August 29, 2008

Bingo, Olympics, & Politics

Kim mirrored my thoughts last night when she exclaimed how tiring watching the Democrat convention is. Indeed, it's like work only less exciting.

Now I haven't seen the speech from der Wunderkind yet so I'm not talking about last night but up until now the speeches have been eminently fast-forwardable.

I miss the Olympics, even though it contributed to our instant gratification culture. How? By affording the viewing of a series of 2-4 laps of a pool, or once or twice around the track, and voila! You have a winner. (Just stay away from the water polo or soccer games. They. are. endless.)

In the Olympics, there are a lot of excellent candidates who run thirty-second races. With this presidential campaign we have a lot of mediocre candidates who are stumbling towards the finish of a two-year race. Call it Long Attention Span Theatre for those gifted with long attentions.

Why are our candidates mediocre and our Olympians excellent?

Because politics is about image and the Olympics about performance.

I'm guessing that John McCain will be tapping Gov. Palin of Alaska as his running mate [Update: er...not]and I was initially euphoric about it, to the extent one can be euphoric over something like politics. McCain has shown himself capable of self-discipline: after the 2000 nomination process in which some said he was unfairly treated by the Bush campaign, he swallowed his pride and supported the president and paid his dues. He also swallowed his desire for lax immigration by understanding, really getting, that the will of the people is to close the border first, and then worry granting legal status to illegals inside. And now, assuming he has chosen Palin, he snubbed his great friend Tom Ridge and was able to reach out to a pro-lifer for his VP pick. Not easy to do.

But it is another reminder, that in politics subjectivity is huge: your pedigree matters (Bush), or who your spouse is (Hillary) or what color your skin is (Obama) or whether you have ovaries (Palin). Be nice if people didn't care about such things and our politicians were held accountable and performance mattered, and not performance measured in such simplistic, materialistic terms as "are you better off than you were four years ago?".

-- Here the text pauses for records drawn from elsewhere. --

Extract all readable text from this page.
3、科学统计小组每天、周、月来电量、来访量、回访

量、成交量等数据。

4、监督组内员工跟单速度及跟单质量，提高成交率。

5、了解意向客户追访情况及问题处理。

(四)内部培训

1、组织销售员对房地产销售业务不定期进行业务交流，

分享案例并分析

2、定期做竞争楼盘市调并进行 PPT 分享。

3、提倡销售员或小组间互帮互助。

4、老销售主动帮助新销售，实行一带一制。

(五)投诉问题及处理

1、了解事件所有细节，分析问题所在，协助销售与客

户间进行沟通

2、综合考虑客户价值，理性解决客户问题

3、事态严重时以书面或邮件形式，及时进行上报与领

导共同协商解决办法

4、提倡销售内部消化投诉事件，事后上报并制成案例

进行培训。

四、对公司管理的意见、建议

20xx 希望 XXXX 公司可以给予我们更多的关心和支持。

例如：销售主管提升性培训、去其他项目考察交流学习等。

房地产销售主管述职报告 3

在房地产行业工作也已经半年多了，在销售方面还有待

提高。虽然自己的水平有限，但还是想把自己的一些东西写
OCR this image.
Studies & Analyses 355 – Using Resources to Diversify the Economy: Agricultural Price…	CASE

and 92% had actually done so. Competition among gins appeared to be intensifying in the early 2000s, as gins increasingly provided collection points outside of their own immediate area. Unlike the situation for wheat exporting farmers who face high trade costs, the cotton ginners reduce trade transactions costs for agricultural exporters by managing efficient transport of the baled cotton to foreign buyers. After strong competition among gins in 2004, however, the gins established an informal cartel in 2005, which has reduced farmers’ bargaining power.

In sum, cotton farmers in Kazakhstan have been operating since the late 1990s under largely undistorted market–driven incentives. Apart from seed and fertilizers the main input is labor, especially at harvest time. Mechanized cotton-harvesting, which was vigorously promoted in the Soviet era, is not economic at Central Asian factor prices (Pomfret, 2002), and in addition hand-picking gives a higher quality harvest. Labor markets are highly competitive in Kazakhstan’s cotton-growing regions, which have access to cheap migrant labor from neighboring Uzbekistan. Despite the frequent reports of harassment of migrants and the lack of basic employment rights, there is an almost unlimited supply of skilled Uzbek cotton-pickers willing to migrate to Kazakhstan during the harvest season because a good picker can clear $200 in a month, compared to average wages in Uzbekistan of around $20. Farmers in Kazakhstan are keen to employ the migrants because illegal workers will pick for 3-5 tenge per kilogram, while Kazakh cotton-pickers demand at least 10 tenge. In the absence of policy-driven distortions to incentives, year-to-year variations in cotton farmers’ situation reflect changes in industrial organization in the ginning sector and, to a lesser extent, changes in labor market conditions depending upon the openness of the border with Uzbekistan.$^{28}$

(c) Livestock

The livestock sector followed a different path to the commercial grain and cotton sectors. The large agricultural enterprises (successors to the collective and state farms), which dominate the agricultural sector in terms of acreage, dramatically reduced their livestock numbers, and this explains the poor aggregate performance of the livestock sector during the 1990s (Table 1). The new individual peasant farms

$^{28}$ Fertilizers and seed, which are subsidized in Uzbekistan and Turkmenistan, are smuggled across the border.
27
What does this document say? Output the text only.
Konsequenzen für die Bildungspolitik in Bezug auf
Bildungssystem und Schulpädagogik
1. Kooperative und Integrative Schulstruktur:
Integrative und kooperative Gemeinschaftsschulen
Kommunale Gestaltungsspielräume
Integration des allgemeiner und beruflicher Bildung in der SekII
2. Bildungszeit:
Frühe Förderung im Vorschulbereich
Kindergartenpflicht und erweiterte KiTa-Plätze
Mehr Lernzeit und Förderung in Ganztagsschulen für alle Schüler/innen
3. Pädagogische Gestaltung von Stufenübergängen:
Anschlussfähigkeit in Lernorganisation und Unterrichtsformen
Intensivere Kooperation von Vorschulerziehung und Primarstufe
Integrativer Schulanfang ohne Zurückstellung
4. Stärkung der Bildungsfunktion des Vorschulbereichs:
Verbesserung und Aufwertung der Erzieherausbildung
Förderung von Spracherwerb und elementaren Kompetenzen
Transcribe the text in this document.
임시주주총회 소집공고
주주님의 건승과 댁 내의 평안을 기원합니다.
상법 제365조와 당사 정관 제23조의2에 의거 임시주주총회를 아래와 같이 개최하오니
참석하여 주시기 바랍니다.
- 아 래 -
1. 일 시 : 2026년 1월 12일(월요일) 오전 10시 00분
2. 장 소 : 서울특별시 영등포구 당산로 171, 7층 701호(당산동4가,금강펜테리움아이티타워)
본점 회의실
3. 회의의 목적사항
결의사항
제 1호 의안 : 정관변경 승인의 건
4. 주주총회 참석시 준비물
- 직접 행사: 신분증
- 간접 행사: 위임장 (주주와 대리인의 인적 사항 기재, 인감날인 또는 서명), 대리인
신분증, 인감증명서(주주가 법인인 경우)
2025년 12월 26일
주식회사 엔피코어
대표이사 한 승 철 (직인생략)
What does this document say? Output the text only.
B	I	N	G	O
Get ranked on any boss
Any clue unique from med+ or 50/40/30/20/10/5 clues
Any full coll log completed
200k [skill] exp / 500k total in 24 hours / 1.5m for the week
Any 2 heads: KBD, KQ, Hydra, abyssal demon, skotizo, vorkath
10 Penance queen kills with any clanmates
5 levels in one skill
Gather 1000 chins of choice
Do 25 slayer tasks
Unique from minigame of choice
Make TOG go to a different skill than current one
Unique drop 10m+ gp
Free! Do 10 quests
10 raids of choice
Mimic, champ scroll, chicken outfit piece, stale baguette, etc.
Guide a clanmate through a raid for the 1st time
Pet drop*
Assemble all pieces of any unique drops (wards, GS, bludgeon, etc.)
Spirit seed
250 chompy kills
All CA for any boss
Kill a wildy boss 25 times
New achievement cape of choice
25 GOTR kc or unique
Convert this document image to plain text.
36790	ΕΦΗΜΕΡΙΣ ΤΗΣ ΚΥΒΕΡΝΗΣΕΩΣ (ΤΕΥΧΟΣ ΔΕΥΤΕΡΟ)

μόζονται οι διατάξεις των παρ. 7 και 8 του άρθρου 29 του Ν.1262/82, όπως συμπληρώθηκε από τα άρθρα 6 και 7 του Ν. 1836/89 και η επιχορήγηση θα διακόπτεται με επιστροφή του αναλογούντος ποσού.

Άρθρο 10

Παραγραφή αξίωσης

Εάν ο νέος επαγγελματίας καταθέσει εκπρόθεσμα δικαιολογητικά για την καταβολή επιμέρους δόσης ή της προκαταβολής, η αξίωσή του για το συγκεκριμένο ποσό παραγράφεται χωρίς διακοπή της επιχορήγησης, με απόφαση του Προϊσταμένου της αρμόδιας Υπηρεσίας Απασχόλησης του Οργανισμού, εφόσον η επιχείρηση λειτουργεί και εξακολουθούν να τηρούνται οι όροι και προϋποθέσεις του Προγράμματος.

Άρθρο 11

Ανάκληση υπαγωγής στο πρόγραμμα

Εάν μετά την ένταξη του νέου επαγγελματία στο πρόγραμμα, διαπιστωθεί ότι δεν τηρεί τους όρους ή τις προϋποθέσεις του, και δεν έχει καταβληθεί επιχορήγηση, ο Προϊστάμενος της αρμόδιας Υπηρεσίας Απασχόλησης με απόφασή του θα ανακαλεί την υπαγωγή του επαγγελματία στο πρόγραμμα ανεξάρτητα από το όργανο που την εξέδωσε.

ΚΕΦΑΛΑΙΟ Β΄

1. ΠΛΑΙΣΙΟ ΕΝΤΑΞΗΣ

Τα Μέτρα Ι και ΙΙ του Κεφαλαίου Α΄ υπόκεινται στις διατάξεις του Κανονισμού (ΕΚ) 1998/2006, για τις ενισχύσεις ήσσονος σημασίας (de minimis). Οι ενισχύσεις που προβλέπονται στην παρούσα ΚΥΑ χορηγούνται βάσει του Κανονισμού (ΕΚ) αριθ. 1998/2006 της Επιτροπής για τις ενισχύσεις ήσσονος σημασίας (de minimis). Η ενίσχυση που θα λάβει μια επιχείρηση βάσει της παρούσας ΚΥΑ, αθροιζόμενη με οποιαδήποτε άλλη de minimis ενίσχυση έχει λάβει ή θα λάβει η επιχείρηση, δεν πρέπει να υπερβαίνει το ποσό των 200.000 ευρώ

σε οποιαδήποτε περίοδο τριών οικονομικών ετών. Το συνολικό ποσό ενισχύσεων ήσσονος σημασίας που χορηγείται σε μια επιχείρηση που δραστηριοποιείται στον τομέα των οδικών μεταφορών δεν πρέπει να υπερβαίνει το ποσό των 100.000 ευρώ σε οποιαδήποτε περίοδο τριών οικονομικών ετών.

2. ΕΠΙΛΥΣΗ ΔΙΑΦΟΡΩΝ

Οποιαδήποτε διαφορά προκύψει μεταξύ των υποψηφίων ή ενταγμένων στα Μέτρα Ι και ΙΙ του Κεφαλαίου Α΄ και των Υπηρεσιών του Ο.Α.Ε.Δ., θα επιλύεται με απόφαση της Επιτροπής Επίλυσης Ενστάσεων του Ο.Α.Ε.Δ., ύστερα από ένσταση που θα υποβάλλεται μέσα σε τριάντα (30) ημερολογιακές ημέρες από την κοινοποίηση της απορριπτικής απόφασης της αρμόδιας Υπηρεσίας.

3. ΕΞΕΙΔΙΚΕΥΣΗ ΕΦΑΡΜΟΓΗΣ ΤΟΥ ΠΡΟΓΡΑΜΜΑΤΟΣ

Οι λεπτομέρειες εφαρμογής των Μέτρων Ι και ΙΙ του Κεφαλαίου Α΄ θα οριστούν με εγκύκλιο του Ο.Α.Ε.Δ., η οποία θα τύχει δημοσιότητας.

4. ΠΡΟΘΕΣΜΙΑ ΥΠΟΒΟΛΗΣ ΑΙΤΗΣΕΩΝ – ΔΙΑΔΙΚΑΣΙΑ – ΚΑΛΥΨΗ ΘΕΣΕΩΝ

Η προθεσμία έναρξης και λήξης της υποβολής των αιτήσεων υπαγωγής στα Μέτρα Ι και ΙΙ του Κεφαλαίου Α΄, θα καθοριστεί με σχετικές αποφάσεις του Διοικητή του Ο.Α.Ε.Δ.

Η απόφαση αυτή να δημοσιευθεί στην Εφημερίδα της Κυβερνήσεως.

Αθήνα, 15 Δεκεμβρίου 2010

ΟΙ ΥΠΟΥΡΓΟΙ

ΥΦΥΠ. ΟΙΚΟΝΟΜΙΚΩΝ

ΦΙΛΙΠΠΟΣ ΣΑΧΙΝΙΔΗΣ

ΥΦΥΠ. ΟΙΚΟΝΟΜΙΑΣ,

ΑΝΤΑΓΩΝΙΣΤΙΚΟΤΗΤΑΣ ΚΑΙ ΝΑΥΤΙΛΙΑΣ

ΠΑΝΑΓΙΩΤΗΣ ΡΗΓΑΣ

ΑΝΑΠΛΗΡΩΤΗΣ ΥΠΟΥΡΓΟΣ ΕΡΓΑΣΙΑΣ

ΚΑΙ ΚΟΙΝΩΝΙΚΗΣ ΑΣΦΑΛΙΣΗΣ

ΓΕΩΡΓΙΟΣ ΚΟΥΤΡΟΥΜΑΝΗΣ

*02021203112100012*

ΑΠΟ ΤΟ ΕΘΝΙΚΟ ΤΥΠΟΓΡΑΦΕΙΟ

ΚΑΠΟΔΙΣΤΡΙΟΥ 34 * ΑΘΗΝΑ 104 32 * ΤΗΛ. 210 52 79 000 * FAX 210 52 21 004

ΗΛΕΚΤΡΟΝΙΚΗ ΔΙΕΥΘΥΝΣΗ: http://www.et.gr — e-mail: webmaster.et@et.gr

The economy must be slowing since bingo was so slow last night that it reminded me of a dental waiting room. The afterwards was pleasant if the conversation unduly stimulative. I sense an ecelectism in our group; the new guy, a sales/rah-rah sort of guy, initially got on my nerves but he is witty and sharp and seems like he takes his role as father very seriously.

Carry (name changed to protect the innocent) works in the kitchen and is a fellow Officeophile. She was originally the quiet one. I'm not sure if she corrupted us or we corrupted her or it was mutually assured destruction but instead of talking about Dostoevsky or the complexities of a non-computable, nearly undefinable number in support of Gödel's theorem, we end up talking about her nude neighbors and the fact that her son, who is about 5, is obsessed with her breasts and she wonders if that's helpful. Boys & men have a breast fetish, she understands, but do they want to touch their mommy's? I'm not going to touch that one. To borrow from Obama, that question is above my paygrade. Less salaciously and much more soberingly, this seemingly devout regular Mass-goer and volunteer said that she had a dream (nightmare) in which her late father told her she was going to Hell. What to make of that? Dreams are symbolic enough that you can't take it literally.

Kim, of course, is familiar to longtime bingo readers (all two of you). Her good friend left her husband and children for a former classmate she met at a class reunion. Now it seems she's intimate with two men and is "happy". She may be happy in the short-run, and the short-run can run for a long time. Even to the end of our lives.

We also have a male nurse in the crew now, and he has entertaining stories to tell. We works the night shift, his sleep patterns constantly disrupted by weekends spent awake with the kids during the day and four ten-hour nights. And I complain about my sleep? (Which was rescued by quitting the allergy medicine Allegra-D. Stupidly I didn't marry cause (Allegra-D) with effect.)